Отец Дар, охваченный каким-то слепым неистовством, продолжал рвать письма, уже не читая их.
— Отец мой, — сказал Бенедикт, — отец мой, что вы говорите?
— Я еду в богадельню святого Фомы, — сказал отец Дар, разглядывая какое-то письмо. — Ты приедешь меня навестить?
Бенедикт молчал. До него неожиданно донеслись мужские голоса; кто-то разговаривал на улице и громко ругался, видимо, позабыв, что находится возле церкви.
Отец Дар, словно понимая, что убедить Бенедикта не так-то легко, повернулся к нему и резко повторил:
— Да, да, еду.
Бенедикт настороженно прислушивался к голосам. Отец Дар взглянул на него, потом подошел, тяжело ступая опухшими босыми ногами, молча взял его за локоть и подвел к окну. Он раздвинул занавески, чтобы Бенедикт мог лучше видеть.
Да, слух не обманул мальчика, — перед церковью стояла группа мужчин, они смотрели вверх и громко спорили. Взглянув в том же направлении, Бенедикт увидел на скате крыши двух человек.
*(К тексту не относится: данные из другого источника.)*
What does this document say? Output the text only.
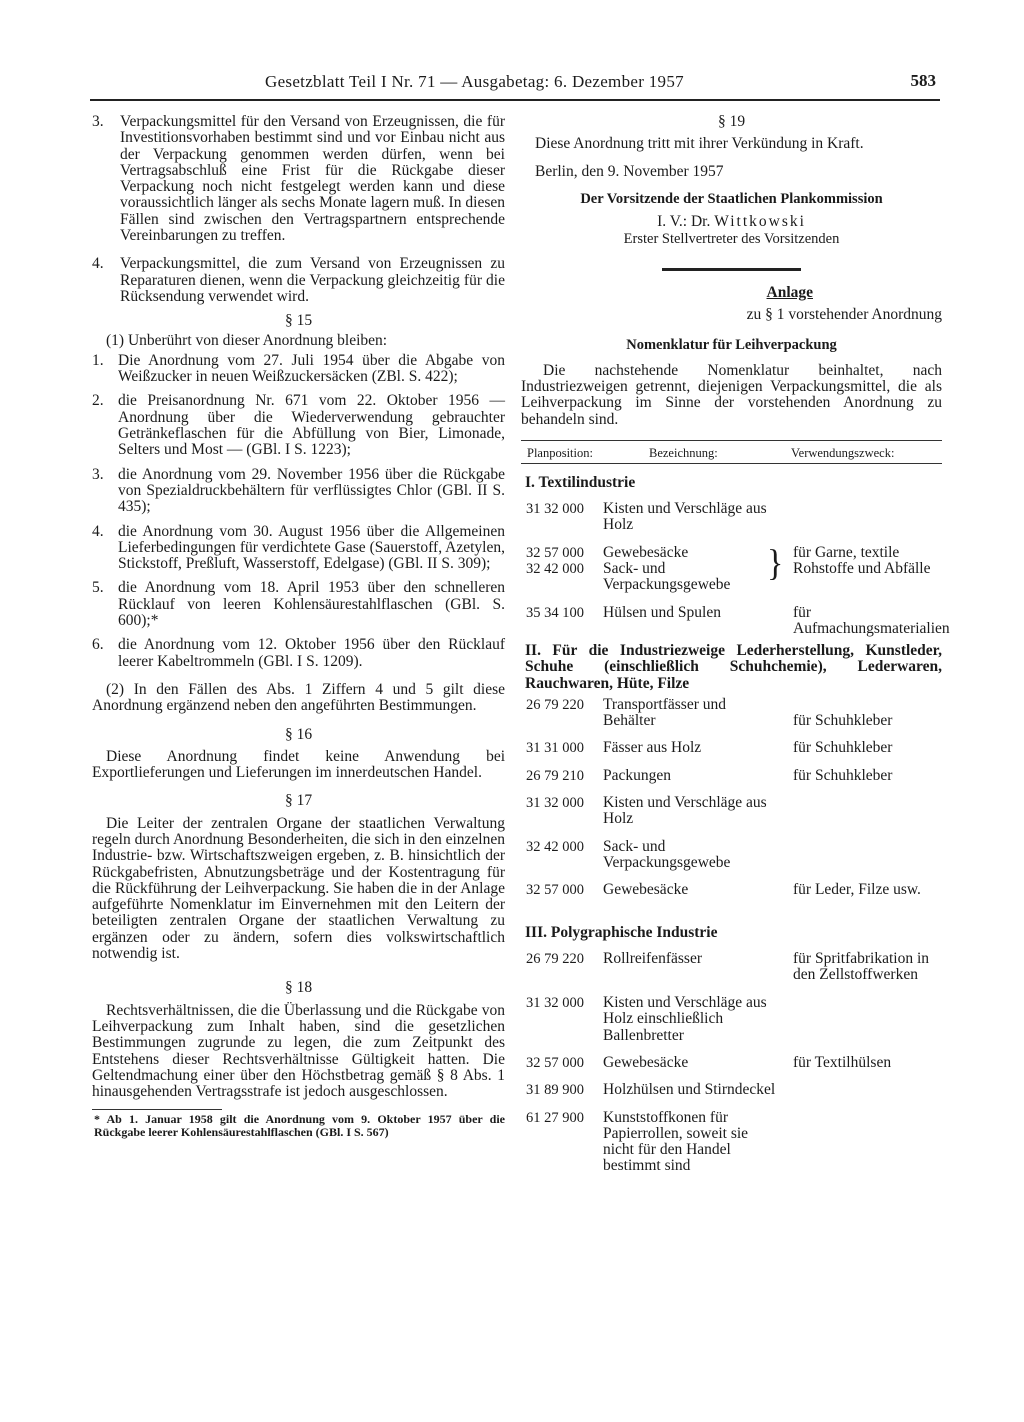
Gesetzblatt Teil I Nr. 71 — Ausgabetag: 6. Dezember 1957	583
3. Verpackungsmittel für den Versand von Erzeugnissen, die für Investitionsvorhaben bestimmt sind und vor Einbau nicht aus der Verpackung genommen werden dürfen, wenn bei Vertragsabschluß eine Frist für die Rückgabe dieser Verpackung noch nicht festgelegt werden kann und diese voraussichtlich länger als sechs Monate lagern muß. In diesen Fällen sind zwischen den Vertragspartnern entsprechende Vereinbarungen zu treffen.
4. Verpackungsmittel, die zum Versand von Erzeugnissen zu Reparaturen dienen, wenn die Verpackung gleichzeitig für die Rücksendung verwendet wird.
§ 15
(1) Unberührt von dieser Anordnung bleiben:
1. Die Anordnung vom 27. Juli 1954 über die Abgabe von Weißzucker in neuen Weißzuckersäcken (ZBl. S. 422);
2. die Preisanordnung Nr. 671 vom 22. Oktober 1956 — Anordnung über die Wiederverwendung gebrauchter Getränkeflaschen für die Abfüllung von Bier, Limonade, Selters und Most — (GBl. I S. 1223);
3. die Anordnung vom 29. November 1956 über die Rückgabe von Spezialdruckbehältern für verflüssigtes Chlor (GBl. II S. 435);
4. die Anordnung vom 30. August 1956 über die Allgemeinen Lieferbedingungen für verdichtete Gase (Sauerstoff, Azetylen, Stickstoff, Preßluft, Wasserstoff, Edelgase) (GBl. II S. 309);
5. die Anordnung vom 18. April 1953 über den schnelleren Rücklauf von leeren Kohlensäurestahlflaschen (GBl. S. 600);*
6. die Anordnung vom 12. Oktober 1956 über den Rücklauf leerer Kabeltrommeln (GBl. I S. 1209).
(2) In den Fällen des Abs. 1 Ziffern 4 und 5 gilt diese Anordnung ergänzend neben den angeführten Bestimmungen.
§ 16
Diese Anordnung findet keine Anwendung bei Exportlieferungen und Lieferungen im innerdeutschen Handel.
§ 17
Die Leiter der zentralen Organe der staatlichen Verwaltung regeln durch Anordnung Besonderheiten, die sich in den einzelnen Industrie- bzw. Wirtschaftszweigen ergeben, z. B. hinsichtlich der Rückgabefristen, Abnutzungsbeträge und der Kostentragung für die Rückführung der Leihverpackung. Sie haben die in der Anlage aufgeführte Nomenklatur im Einvernehmen mit den Leitern der beteiligten zentralen Organe der staatlichen Verwaltung zu ergänzen oder zu ändern, sofern dies volkswirtschaftlich notwendig ist.
§ 18
Rechtsverhältnissen, die die Überlassung und die Rückgabe von Leihverpackung zum Inhalt haben, sind die gesetzlichen Bestimmungen zugrunde zu legen, die zum Zeitpunkt des Entstehens dieser Rechtsverhältnisse Gültigkeit hatten. Die Geltendmachung einer über den Höchstbetrag gemäß § 8 Abs. 1 hinausgehenden Vertragsstrafe ist jedoch ausgeschlossen.
* Ab 1. Januar 1958 gilt die Anordnung vom 9. Oktober 1957 über die Rückgabe leerer Kohlensäurestahlflaschen (GBl. I S. 567)
§ 19
Diese Anordnung tritt mit ihrer Verkündung in Kraft.
Berlin, den 9. November 1957
Der Vorsitzende der Staatlichen Plankommission
I. V.: Dr. Wittkowski
Erster Stellvertreter des Vorsitzenden
Anlage
zu § 1 vorstehender Anordnung
Nomenklatur für Leihverpackung
Die nachstehende Nomenklatur beinhaltet, nach Industriezweigen getrennt, diejenigen Verpackungsmittel, die als Leihverpackung im Sinne der vorstehenden Anordnung zu behandeln sind.
Planposition:	Bezeichnung:	Verwendungszweck:
I. Textilindustrie
31 32 000	Kisten und Verschläge aus Holz
32 57 000	Gewebesäcke
32 42 000	Sack- und Verpackungsgewebe
} für Garne, textile Rohstoffe und Abfälle
35 34 100	Hülsen und Spulen	für Aufmachungsmaterialien
II. Für die Industriezweige Lederherstellung, Kunstleder, Schuhe (einschließlich Schuhchemie), Lederwaren, Rauchwaren, Hüte, Filze
26 79 220	Transportfässer und Behälter	für Schuhkleber
31 31 000	Fässer aus Holz	für Schuhkleber
26 79 210	Packungen	für Schuhkleber
31 32 000	Kisten und Verschläge aus Holz
32 42 000	Sack- und Verpackungsgewebe
32 57 000	Gewebesäcke	für Leder, Filze usw.
III. Polygraphische Industrie
26 79 220	Rollreifenfässer	für Spritfabrikation in den Zellstoffwerken
31 32 000	Kisten und Verschläge aus Holz einschließlich Ballenbretter
32 57 000	Gewebesäcke	für Textilhülsen
31 89 900	Holzhülsen und Stirndeckel
61 27 900	Kunststoffkonen für Papierrollen, soweit sie nicht für den Handel bestimmt sind
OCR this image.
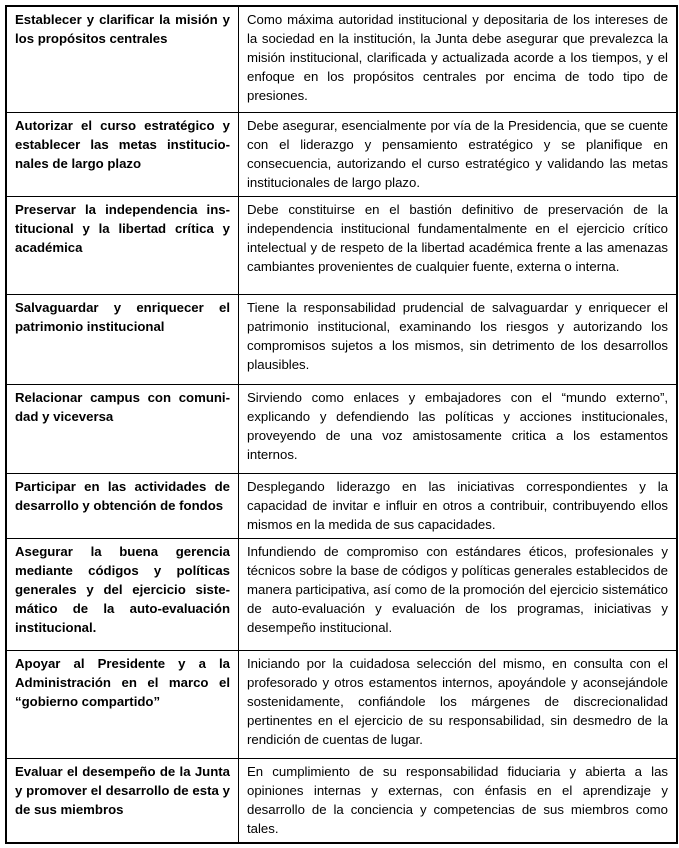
Establecer y clarificar la misión y los propósitos centrales	Como máxima autoridad institucional y depositaria de los intereses de la sociedad en la institución, la Junta debe asegurar que prevalezca la misión institucional, clarificada y actualizada acorde a los tiempos, y el enfoque en los propósitos centrales por encima de todo tipo de presiones.
Autorizar el curso estratégico y establecer las metas institucio-nales de largo plazo	Debe asegurar, esencialmente por vía de la Presidencia, que se cuente con el liderazgo y pensamiento estratégico y se planifique en consecuencia, autorizando el curso estratégico y validando las metas institucionales de largo plazo.
Preservar la independencia ins-titucional y la libertad crítica y académica	Debe constituirse en el bastión definitivo de preservación de la independencia institucional fundamentalmente en el ejercicio crítico intelectual y de respeto de la libertad académica frente a las amenazas cambiantes provenientes de cualquier fuente, externa o interna.
Salvaguardar y enriquecer el patrimonio institucional	Tiene la responsabilidad prudencial de salvaguardar y enriquecer el patrimonio institucional, examinando los riesgos y autorizando los compromisos sujetos a los mismos, sin detrimento de los desarrollos plausibles.
Relacionar campus con comuni-dad y viceversa	Sirviendo como enlaces y embajadores con el “mundo externo”, explicando y defendiendo las políticas y acciones institucionales, proveyendo de una voz amistosamente critica a los estamentos internos.
Participar en las actividades de desarrollo y obtención de fondos	Desplegando liderazgo en las iniciativas correspondientes y la capacidad de invitar e influir en otros a contribuir, contribuyendo ellos mismos en la medida de sus capacidades.
Asegurar la buena gerencia mediante códigos y políticas generales y del ejercicio siste-mático de la auto-evaluación institucional.	Infundiendo de compromiso con estándares éticos, profesionales y técnicos sobre la base de códigos y políticas generales establecidos de manera participativa, así como de la promoción del ejercicio sistemático de auto-evaluación y evaluación de los programas, iniciativas y desempeño institucional.
Apoyar al Presidente y a la Administración en el marco el “gobierno compartido”	Iniciando por la cuidadosa selección del mismo, en consulta con el profesorado y otros estamentos internos, apoyándole y aconsejándole sostenidamente, confiándole los márgenes de discrecionalidad pertinentes en el ejercicio de su responsabilidad, sin desmedro de la rendición de cuentas de lugar.
Evaluar el desempeño de la Junta y promover el desarrollo de esta y de sus miembros	En cumplimiento de su responsabilidad fiduciaria y abierta a las opiniones internas y externas, con énfasis en el aprendizaje y desarrollo de la conciencia y competencias de sus miembros como tales.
Вооружившись ломами, они вскрывали шифер. Плиты падали со всего размаху на улицу и разбивались на мелкие куски. У обочины тротуара стояли два грузовика; на них грузили обломки шифера.
Бенедикт устремил на отца Дара взгляд, полный ужаса. Тот пожал плечами и кивнул.
— Они чинят крышу? — с мольбой в голосе спросил Бенедикт.
Отец Дар не ответил. Он опять направился к конторке и выдвинул новый ящик.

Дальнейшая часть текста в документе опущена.